Boosting the copy number analysis of cancer genomes: methods

MOSEN ANSORENA, DAVID

Boosting the copy number analysis of cancer genomesmethods

MOSEN ANSORENA, DAVID

Dirixida por:

Ana Maria Aransay Bañares Director
Begoña M. Jugo Director

Universidade de defensa: Universidad del País Vasco - Euskal Herriko Unibertsitatea

Fecha de defensa: 07 de xullo de 2014

Tribunal:

Julio A. Rozas Liras Presidente/a
Arkaitz Carracedo Pérez Secretario/a
David Posada González Vogal
Joaquín Dopazo Blázquez Vogal
Iñaki Inza Cano Vogal

Tipo: Tese

Teseo: 117592 DIALNET

Resumo

Deviations in the amount of genomic content that arise during tumorigenesis, called copy number alterations (CNAs), are structural rearrangements that can critically affect gene expression patterns. Additionally, CNA profiles allow insight into cancer discrimination, progression and complexity.

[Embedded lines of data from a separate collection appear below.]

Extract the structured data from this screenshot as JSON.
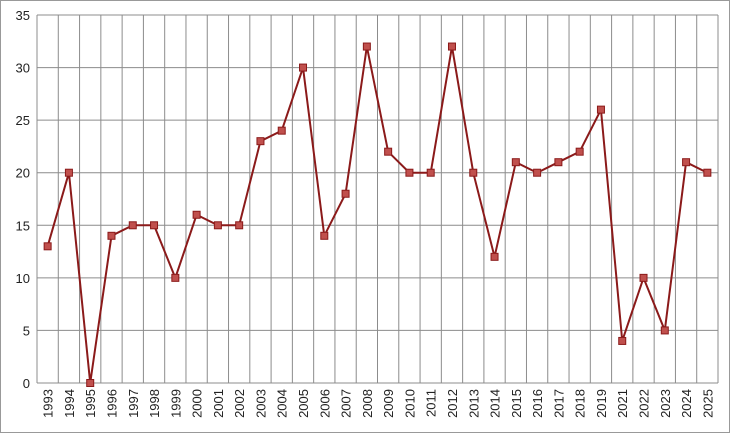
{
  "chart_data": {
    "type": "line",
    "categories": [
      "1993",
      "1994",
      "1995",
      "1996",
      "1997",
      "1998",
      "1999",
      "2000",
      "2001",
      "2002",
      "2003",
      "2004",
      "2005",
      "2006",
      "2007",
      "2008",
      "2009",
      "2010",
      "2011",
      "2012",
      "2013",
      "2014",
      "2015",
      "2016",
      "2017",
      "2018",
      "2019",
      "2021",
      "2022",
      "2023",
      "2024",
      "2025"
    ],
    "series": [
      {
        "color": "#8b1a1a",
        "marker_color": "#c0504d",
        "values": [
          13,
          20,
          0,
          14,
          15,
          15,
          10,
          16,
          15,
          15,
          23,
          24,
          30,
          14,
          18,
          32,
          22,
          20,
          20,
          32,
          20,
          12,
          21,
          20,
          21,
          22,
          26,
          4,
          10,
          5,
          21,
          20
        ]
      }
    ],
    "ylim": [
      0,
      35
    ],
    "yticks": [
      0,
      5,
      10,
      15,
      20,
      25,
      30,
      35
    ],
    "grid": true
  }
}
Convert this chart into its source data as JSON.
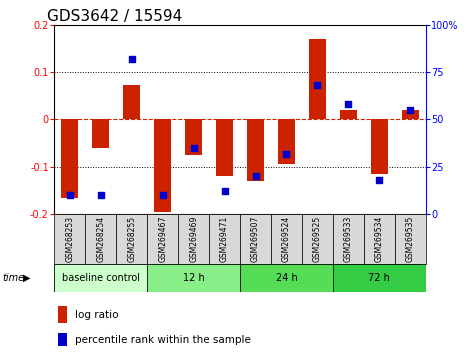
{
  "title": "GDS3642 / 15594",
  "samples": [
    "GSM268253",
    "GSM268254",
    "GSM268255",
    "GSM269467",
    "GSM269469",
    "GSM269471",
    "GSM269507",
    "GSM269524",
    "GSM269525",
    "GSM269533",
    "GSM269534",
    "GSM269535"
  ],
  "log_ratio": [
    -0.165,
    -0.06,
    0.072,
    -0.195,
    -0.075,
    -0.12,
    -0.13,
    -0.095,
    0.17,
    0.02,
    -0.115,
    0.02
  ],
  "percentile": [
    10,
    10,
    82,
    10,
    35,
    12,
    20,
    32,
    68,
    58,
    18,
    55
  ],
  "groups": [
    {
      "label": "baseline control",
      "start": 0,
      "end": 3,
      "color": "#ccffcc"
    },
    {
      "label": "12 h",
      "start": 3,
      "end": 6,
      "color": "#88ee88"
    },
    {
      "label": "24 h",
      "start": 6,
      "end": 9,
      "color": "#55dd55"
    },
    {
      "label": "72 h",
      "start": 9,
      "end": 12,
      "color": "#33cc44"
    }
  ],
  "ylim": [
    -0.2,
    0.2
  ],
  "ylim_right": [
    0,
    100
  ],
  "bar_color": "#cc2200",
  "dot_color": "#0000cc",
  "bg_color": "#ffffff",
  "plot_bg_color": "#ffffff",
  "grid_color": "#000000",
  "zero_line_color": "#cc2200",
  "title_fontsize": 11,
  "tick_fontsize": 7,
  "bar_width": 0.55,
  "dot_size": 20
}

Methods for the modelling and detection of CNAs with high throughput technologies need to account for three levels of data characterization: genome variability, cancer and technology. The main genomic variability factors are sequence uniqueness and GC content. Tumor-specific factors are normal cell contamination, tumor heterogeneity and aneuploidy. Lastly, other issues are specific of either single nucleotide polymorphism (SNP) microarrays or high-throughput sequencing (HTS). Four novel methodological advancements in the characterization and analysis of CNAs are presented. First, a comprehensive model that characterizes CNA data from SNP microarrays is introduced, so that recently developed tools for CNA detection could be thoroughly benchmarked on synthetic data derived from such model. Such survey reveals room for improvement in the segmentation process of some of the tools. Hence, second, a generic framework for bivariate segmentation of SNP array data is introduced and a concrete implementation of the framework is evaluated on the same synthetic data. Lessons learned from CNA analysis on SNP array data are easily ported to HTS so, third, an implemented workflow for the analysis of CNAs on HTS data that includes novel methodology on filtering and GC content correction is presented. Fourth, a software package to perform association analysis between CNAs and cancer-related phenotypes is introduced, where CNAs could have been detected through any high-throughput technology. The package also enables gene enrichment, thanks to wise examination of associated genes and their distribution in the genome.